Benoît van Innis

Je voudrais bien être

07.10.2002 - 09.01.2003
The visual artist and  painter Benoît Van Innis (°1960) observes the secrets in human beings. This is done with a great sense of irony. The poetic aspect is enhanced by a submerged melancholy. His characters are walking, sitting, thinking, writing, painting, watching, reading, worrying and daydreaming. They never work. Benoît is best known for his - often absurdly humorous - drawings in magazines such as De Standaard, De Volkskrant, Paris Match and The New Yorker. In recent years Benoît Van Innis often works with architects around the integration of art in private or public buildings. For the metro station Maalbeek in Brussels he designed a monumental tile wall, which he painted in the Portuguese town Sintra.

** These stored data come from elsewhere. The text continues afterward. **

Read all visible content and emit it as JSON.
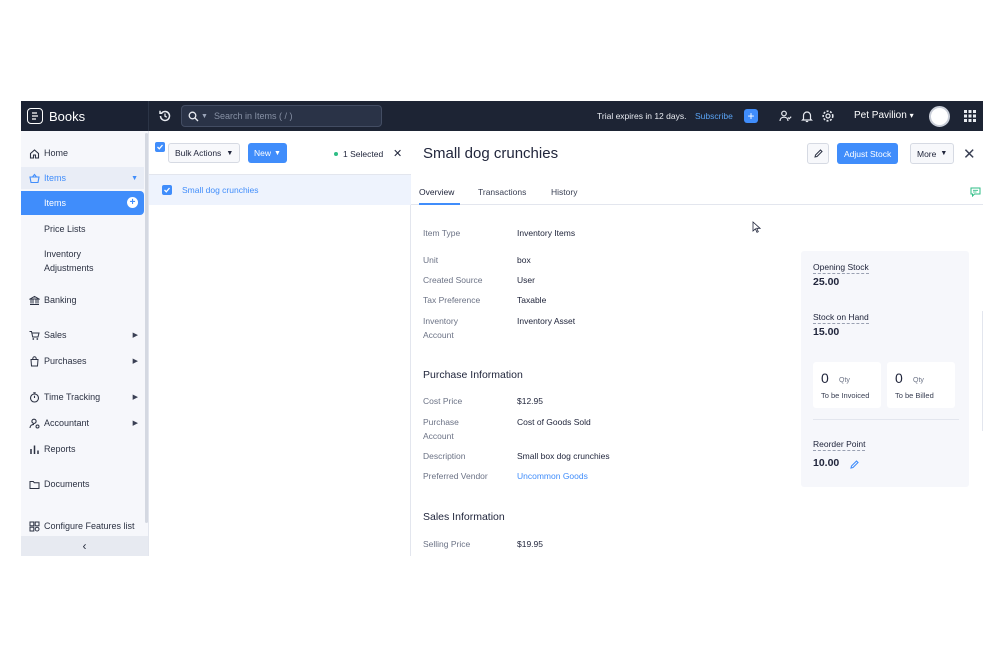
{
  "app": {
    "name": "Books"
  },
  "topbar": {
    "search_placeholder": "Search in Items ( / )",
    "trial_text": "Trial expires in 12 days.",
    "subscribe_label": "Subscribe",
    "org_name": "Pet Pavilion",
    "org_caret": "▾",
    "plus_label": "+"
  },
  "sidebar": {
    "home": "Home",
    "items": "Items",
    "items_sub": {
      "items": "Items",
      "price_lists": "Price Lists",
      "inventory_adjustments_1": "Inventory",
      "inventory_adjustments_2": "Adjustments"
    },
    "banking": "Banking",
    "sales": "Sales",
    "purchases": "Purchases",
    "time_tracking": "Time Tracking",
    "accountant": "Accountant",
    "reports": "Reports",
    "documents": "Documents",
    "configure": "Configure Features list",
    "arrow_right": "▶",
    "arrow_down": "▼",
    "add": "+",
    "collapse": "‹"
  },
  "list": {
    "bulk_actions": "Bulk Actions",
    "new_label": "New",
    "selected_text": "1 Selected",
    "close": "✕",
    "rows": [
      {
        "name": "Small dog crunchies",
        "checked": true
      }
    ]
  },
  "detail": {
    "title": "Small dog crunchies",
    "adjust_stock": "Adjust Stock",
    "more": "More",
    "close": "✕",
    "tabs": [
      "Overview",
      "Transactions",
      "History"
    ],
    "fields": {
      "item_type": {
        "label": "Item Type",
        "value": "Inventory Items"
      },
      "unit": {
        "label": "Unit",
        "value": "box"
      },
      "created_source": {
        "label": "Created Source",
        "value": "User"
      },
      "tax_preference": {
        "label": "Tax Preference",
        "value": "Taxable"
      },
      "inventory_account": {
        "label_1": "Inventory",
        "label_2": "Account",
        "value": "Inventory Asset"
      }
    },
    "purchase": {
      "heading": "Purchase Information",
      "cost_price": {
        "label": "Cost Price",
        "value": "$12.95"
      },
      "purchase_account": {
        "label_1": "Purchase",
        "label_2": "Account",
        "value": "Cost of Goods Sold"
      },
      "description": {
        "label": "Description",
        "value": "Small box dog crunchies"
      },
      "preferred_vendor": {
        "label": "Preferred Vendor",
        "value": "Uncommon Goods"
      }
    },
    "sales": {
      "heading": "Sales Information",
      "selling_price": {
        "label": "Selling Price",
        "value": "$19.95"
      }
    },
    "stock": {
      "opening_stock_label": "Opening Stock",
      "opening_stock_value": "25.00",
      "stock_on_hand_label": "Stock on Hand",
      "stock_on_hand_value": "15.00",
      "to_be_invoiced": {
        "qty": "0",
        "unit": "Qty",
        "label": "To be Invoiced"
      },
      "to_be_billed": {
        "qty": "0",
        "unit": "Qty",
        "label": "To be Billed"
      },
      "reorder_point_label": "Reorder Point",
      "reorder_point_value": "10.00"
    }
  },
  "colors": {
    "accent": "#408dfb",
    "topbar": "#1d2434",
    "sidebar": "#f6f7fb",
    "link": "#408dfb"
  }
}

Je voudrais bien être is the name of the exhibition and an edition of six screen prints. On each page one color prevails. Against this background comes a single figure: a rug, a dog, a girl's face, a handbag. These are clearly visible against the color of the ink and the white of the paper, a sky with clouds. Put when you put the pages together the portrait of a woman appears. She is worshiped. Words are stretched across the images. For each characteristic of the woman a sentence is written: Je voudrais bien être ta robe, Je voudrais bien être ton chien, Je voudrais bien être ton visage. Exclamations of a man in love who will do everything to be with his girl.
The poetic exclamations come from a song by Bourvil. This French actor sang Je voudrais bien être in the sixties. An orchestra created a lyrical tone of a light waltz, in between the words a singer danced with a brief smile. How the song ends is not revealed by the version of Benoît. The singer Bourvil desires to be everything which belongs to the woman, but he is just himself, a man who the woman passes on the street. With Je voudrais bien être the French comedian gives his version of an eternal human drama: the split between dream and reality. Je voudrais bien être can be seen as a motive in all of Benoît’s works.
In addition to the pages of the edition, the exhibition presents an overview of recent paintings, watercolors and drawings. Benoît often depicts scenes from everyday life. They range from a football match to a visit to the museum, a drinking party with friends to a meditation of a solitary poet on a mountaintop. But although Benoit portrays real life, with each image he aims for an abstract beauty. Behind the smile lies the seriousness of art. The words Je voudrais bien être reverberate in the drawings and paintings of Benoît. He is filled with a longing. For color, for volume, for space.